Circuler sur l’immensité du Baïkal gelé est une expérience incroyable. On nous explique que l’hiver est inhabituellement neigeux, et qu’il n’y a généralement pas du tout de neige sur la glace à cette période de l’année. Les voitures circulent en tout cas sans problème jusqu’à fin mars, sur une glace qui fait entre 70cm et 1m20 d’épaisseur (on nous demande toutefois de ne pas attacher notre ceinture – si jamais le fourgon sombre…).

Baïkal à vélo (les Palois, devriez proposer un jumelage avec Pau à vélo) 

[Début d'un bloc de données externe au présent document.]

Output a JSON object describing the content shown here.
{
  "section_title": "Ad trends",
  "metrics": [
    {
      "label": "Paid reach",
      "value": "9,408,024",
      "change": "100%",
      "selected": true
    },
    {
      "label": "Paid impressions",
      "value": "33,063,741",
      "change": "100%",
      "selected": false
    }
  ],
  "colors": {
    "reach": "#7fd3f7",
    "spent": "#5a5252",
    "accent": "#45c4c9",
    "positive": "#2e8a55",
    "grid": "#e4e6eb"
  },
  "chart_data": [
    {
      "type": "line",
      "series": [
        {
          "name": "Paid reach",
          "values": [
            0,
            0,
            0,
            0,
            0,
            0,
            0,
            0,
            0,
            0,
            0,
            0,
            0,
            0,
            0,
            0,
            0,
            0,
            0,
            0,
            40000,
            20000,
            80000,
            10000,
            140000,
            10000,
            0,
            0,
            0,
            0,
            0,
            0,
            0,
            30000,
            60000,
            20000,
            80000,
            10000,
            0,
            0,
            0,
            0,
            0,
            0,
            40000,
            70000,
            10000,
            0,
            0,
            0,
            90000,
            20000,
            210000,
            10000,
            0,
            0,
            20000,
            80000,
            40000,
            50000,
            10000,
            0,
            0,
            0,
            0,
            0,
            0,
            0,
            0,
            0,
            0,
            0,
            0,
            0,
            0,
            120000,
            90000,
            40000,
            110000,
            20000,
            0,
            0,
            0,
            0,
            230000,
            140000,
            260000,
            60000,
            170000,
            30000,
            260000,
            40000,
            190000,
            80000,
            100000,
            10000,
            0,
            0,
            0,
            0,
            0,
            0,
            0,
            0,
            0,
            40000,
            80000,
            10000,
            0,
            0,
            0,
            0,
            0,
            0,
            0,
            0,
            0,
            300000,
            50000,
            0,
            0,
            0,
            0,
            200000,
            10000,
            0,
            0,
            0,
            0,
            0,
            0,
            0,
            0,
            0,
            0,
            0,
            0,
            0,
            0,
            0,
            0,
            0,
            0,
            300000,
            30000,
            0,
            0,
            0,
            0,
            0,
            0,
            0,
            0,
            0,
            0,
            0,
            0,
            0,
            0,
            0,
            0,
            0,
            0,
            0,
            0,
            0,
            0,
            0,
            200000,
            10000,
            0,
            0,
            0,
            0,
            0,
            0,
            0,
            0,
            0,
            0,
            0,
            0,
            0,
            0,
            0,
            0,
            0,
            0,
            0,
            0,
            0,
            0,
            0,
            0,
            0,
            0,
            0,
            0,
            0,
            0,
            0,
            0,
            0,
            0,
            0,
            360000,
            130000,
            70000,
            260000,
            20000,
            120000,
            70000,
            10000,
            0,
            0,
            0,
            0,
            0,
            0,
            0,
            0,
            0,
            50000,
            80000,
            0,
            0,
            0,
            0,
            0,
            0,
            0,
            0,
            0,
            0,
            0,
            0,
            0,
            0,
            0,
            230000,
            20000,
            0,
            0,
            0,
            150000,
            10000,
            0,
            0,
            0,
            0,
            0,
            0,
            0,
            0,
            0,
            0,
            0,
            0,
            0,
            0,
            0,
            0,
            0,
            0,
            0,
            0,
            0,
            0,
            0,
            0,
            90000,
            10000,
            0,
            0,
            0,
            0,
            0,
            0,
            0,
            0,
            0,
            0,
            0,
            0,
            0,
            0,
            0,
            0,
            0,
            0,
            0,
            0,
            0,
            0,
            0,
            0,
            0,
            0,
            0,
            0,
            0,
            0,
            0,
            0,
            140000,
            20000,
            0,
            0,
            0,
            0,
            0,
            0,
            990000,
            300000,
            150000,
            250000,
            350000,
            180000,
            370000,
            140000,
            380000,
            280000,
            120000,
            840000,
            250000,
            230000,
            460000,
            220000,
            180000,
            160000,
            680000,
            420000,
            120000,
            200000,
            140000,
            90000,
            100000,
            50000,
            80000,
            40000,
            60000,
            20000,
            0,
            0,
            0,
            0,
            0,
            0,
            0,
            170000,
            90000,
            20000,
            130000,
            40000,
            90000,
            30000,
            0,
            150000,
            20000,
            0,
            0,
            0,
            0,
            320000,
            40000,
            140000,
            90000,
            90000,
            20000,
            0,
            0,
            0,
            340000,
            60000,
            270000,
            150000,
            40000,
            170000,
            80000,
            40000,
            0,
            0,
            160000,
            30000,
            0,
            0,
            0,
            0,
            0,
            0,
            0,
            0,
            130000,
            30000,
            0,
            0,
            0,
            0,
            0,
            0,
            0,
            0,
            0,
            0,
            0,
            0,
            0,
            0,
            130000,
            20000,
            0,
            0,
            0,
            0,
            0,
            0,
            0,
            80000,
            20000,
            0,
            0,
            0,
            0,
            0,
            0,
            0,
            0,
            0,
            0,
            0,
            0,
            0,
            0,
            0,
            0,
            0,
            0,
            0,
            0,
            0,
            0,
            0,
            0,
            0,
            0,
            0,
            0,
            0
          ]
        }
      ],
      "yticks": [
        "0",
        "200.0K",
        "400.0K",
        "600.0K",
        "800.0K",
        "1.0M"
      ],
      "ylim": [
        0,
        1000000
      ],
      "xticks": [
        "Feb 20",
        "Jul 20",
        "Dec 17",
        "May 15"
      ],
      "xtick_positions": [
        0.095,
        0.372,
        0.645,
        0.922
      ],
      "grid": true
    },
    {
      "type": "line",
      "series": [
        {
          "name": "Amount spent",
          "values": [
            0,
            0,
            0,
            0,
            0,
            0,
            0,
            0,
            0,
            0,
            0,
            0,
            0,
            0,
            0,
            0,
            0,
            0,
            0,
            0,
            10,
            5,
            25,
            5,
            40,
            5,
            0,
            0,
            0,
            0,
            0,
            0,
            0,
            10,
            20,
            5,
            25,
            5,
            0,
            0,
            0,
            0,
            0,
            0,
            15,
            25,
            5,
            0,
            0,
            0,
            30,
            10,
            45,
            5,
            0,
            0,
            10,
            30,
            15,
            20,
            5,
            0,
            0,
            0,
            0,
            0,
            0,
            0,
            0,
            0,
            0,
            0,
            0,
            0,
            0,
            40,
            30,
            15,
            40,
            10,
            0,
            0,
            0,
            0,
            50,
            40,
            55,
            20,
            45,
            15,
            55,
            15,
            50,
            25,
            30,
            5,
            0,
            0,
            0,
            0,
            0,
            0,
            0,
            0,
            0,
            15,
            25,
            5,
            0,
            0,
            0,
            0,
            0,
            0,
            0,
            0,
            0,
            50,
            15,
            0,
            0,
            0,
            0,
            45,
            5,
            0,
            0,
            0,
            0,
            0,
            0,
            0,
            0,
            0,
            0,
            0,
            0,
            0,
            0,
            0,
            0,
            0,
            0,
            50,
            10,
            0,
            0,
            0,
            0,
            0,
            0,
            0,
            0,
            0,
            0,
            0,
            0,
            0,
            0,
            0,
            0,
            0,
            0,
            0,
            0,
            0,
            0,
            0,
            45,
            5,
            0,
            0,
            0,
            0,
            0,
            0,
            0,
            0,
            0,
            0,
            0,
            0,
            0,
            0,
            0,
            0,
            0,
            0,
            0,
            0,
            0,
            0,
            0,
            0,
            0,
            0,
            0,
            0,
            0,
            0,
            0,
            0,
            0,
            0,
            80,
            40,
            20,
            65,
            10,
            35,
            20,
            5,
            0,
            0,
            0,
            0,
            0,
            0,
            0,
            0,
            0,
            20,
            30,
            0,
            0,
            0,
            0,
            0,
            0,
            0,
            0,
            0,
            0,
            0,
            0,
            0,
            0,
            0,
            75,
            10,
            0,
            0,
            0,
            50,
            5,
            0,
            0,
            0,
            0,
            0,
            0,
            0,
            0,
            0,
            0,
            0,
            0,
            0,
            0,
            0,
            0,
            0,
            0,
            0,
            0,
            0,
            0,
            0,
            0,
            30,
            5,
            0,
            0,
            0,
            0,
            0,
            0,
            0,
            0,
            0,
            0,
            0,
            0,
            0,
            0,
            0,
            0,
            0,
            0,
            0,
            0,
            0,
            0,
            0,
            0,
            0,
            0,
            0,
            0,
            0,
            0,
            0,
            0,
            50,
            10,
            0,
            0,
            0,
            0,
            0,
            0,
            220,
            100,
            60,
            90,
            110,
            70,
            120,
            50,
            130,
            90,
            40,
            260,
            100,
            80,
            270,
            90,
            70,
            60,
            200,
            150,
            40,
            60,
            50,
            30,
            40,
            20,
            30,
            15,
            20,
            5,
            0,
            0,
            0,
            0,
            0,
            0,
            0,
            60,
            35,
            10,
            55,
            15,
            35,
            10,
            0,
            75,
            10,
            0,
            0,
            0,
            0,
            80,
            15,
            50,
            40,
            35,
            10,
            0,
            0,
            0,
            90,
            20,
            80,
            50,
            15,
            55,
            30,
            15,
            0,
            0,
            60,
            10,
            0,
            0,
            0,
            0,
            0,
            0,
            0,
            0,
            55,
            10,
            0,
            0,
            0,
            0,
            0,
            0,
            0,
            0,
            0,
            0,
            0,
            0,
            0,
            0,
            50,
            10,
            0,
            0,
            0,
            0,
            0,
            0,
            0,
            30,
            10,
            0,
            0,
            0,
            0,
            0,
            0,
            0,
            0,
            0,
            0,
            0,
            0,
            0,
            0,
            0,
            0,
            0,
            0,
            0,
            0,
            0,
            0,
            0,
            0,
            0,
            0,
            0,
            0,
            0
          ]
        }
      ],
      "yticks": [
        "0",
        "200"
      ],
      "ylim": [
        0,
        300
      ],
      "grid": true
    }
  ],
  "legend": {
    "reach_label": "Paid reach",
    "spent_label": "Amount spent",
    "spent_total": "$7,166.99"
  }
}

Et tous les soirs ce sont des couleurs différentes qu’offre le Baïkal.

Nous passons une merveilleuse soirée en présence d’Aleksander Arkhincheev, vielliste et chanteur bouriate de passage pour la soirée, qui nous propose quelques morceaux en solo avant d’improviser avec le reste du groupe. J’ai l’occasion de réactiver mon bouriate, que je pratique assez peu, et découvre avec amusement qu’il a enregistré un disque et joue de temps en temps avec le groupe basque Kalakan que j’aime bien écouter aussi.

J4. Il est difficile de suivre tout ce qui se passe pendant cette résidence. Car si nous sommes ensemble la plupart du temps, il y a quelques moments où une ou plusieurs personnes s’éclipsent pour avancer sur leur sous-projet (le cuisinier pour préparer le repas, tel artiste pour s’entraîner ou préparer des matériaux, tel cadreur pour tourner quelques images).

Notre artiste plasticien Kirill prépare ainsi des blocs de glace pour des sculptures :

Je comprends qu’il prépare une offrande au lieu, en partie inspirée par mon introduction aux relations à l’environnement chez les Bouriates. Je donne une deuxième petite conférence sur le chamanisme chez les Bouriates. Les discussions avec Jean-Claude, le cuisinier, et Laurent, l’artiste mathématicien, me poussent à fouiller dans de vieilles données pour ressortir des images de rituels que j’avais un peu laissé dormir dans mes disques durs (notamment sur des processus de distillation qu’on ne trouve qu’en contexte rituel). C’est avec un tout autre regard que j’ai pu revisionner ces images et que j’ai désormais envie de les exploiter.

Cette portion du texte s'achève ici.